In some implementation modes, a client and a server may be communicated by using any currently known or future-developed network protocols such as a HyperText Transfer Protocol (HTTP), and may interconnect with any form or medium of digital data communication (such as a communication network). Examples of the communication network include a local area network (“LAN”), a wide area network (“WAN”), an internet work (such as the Internet), and an end-to-end network (such as an ad hoc end-to-end network), as well as any currently known or future-developed networks.

The above-mentioned computer-readable medium may be included in the above-mentioned electronic device, or may also exist alone without being assembled into the electronic device.

The above-mentioned computer-readable medium carries one or more programs, and when the one or more programs are executed by the electronic device, the electronic device is caused to: acquire a sample dataset constructed based on at least one wake-up word, an audio dataset, and a speech recognition dataset; perform first-stage training on an acoustic encoder in an initial model with the audio dataset, and perform first-stage training on a speech recognition model with the speech recognition dataset; and obtaine a wake-up word detection model by performing stepwise training on the acoustic encoder after the first-stage training, an audio feature extractor, and a wake-up word predictor in the initial model, with the sample dataset and the speech recognition model after the first-stage training.

Alternatively, the above-mentioned computer-readable medium carries one or more programs, and when the one or more programs are executed by the electronic device, the electronic device is caused to: acquire target audio data; detect the target audio data with a wake-up word detection model, and determine target detection probabilities for at least one wake-up word in the target audio data, wherein the wake-up word detection model being obtained through the method for training the wake-up word detection model as in the embodiments of the present disclosure; and determine a wake-up word detection result of the target audio data based on the target detection probabilities.

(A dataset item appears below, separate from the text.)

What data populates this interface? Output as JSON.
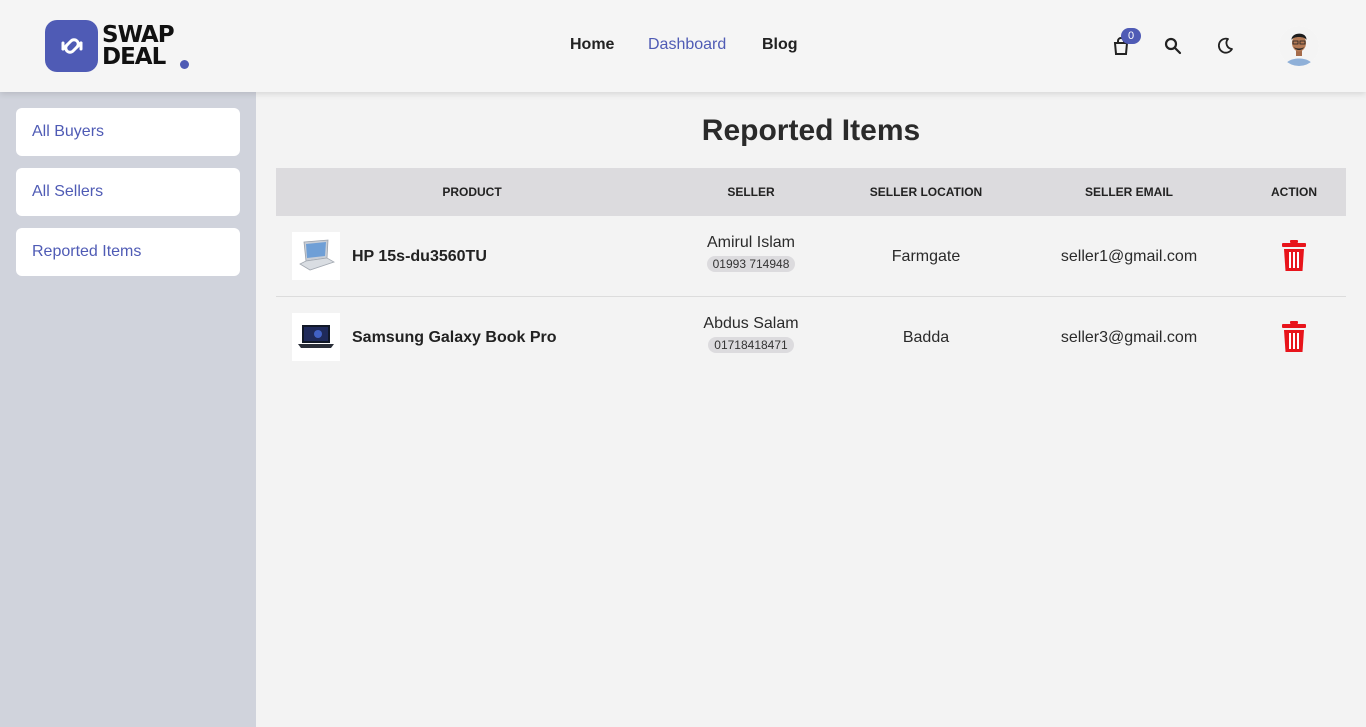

The computer program codes for performing the operations of the present disclosure may be written in one or more programming languages or a combination thereof. The above-mentioned programming languages include but are not limited to object-oriented programming languages such as Java, Smalltalk, C++, and also include conventional procedural programming languages such as the “C” programming language or similar programming languages. The program code may be executed entirely on the user's computer, partly on the user's computer, as a stand-alone software package, partly on the user's computer and partly on a remote computer, or entirely on the remote computer or server. In the scenario related to the remote computer, the remote computer may be connected to the user's computer through any type of network, including a local area network (LAN) or a wide area network (WAN), or the connection may be made to an external computer (for example, through the Internet using an Internet service provider).

The flowcharts and block diagrams in the accompanying drawings illustrate the architecture, functionality, and operation of possible implementations of systems, methods, and computer program products according to various embodiments of the present disclosure. In this regard, each block in the flowcharts or block diagrams may represent a module, a program segment, or a portion of codes, including one or more executable instructions for implementing specified logical functions. It should also be noted that, in some alternative implementations, the functions noted in the blocks may also occur out of the order noted in the accompanying drawings. For example, two blocks shown in succession may, in fact, can be executed substantially concurrently, or the two blocks may sometimes be executed in a reverse order, depending upon the functionality involved. It should also be noted that, each block of the block diagrams and/or flowcharts, and combinations of blocks in the block diagrams and/or flowcharts, may be implemented by a dedicated hardware-based system that performs the specified functions or operations, or may also be implemented by a combination of dedicated hardware and computer instructions.

The modules or units involved in the embodiments of the present disclosure may be implemented in software or hardware. Among them, the name of the unit does not constitute a limitation of the unit itself under certain circumstances.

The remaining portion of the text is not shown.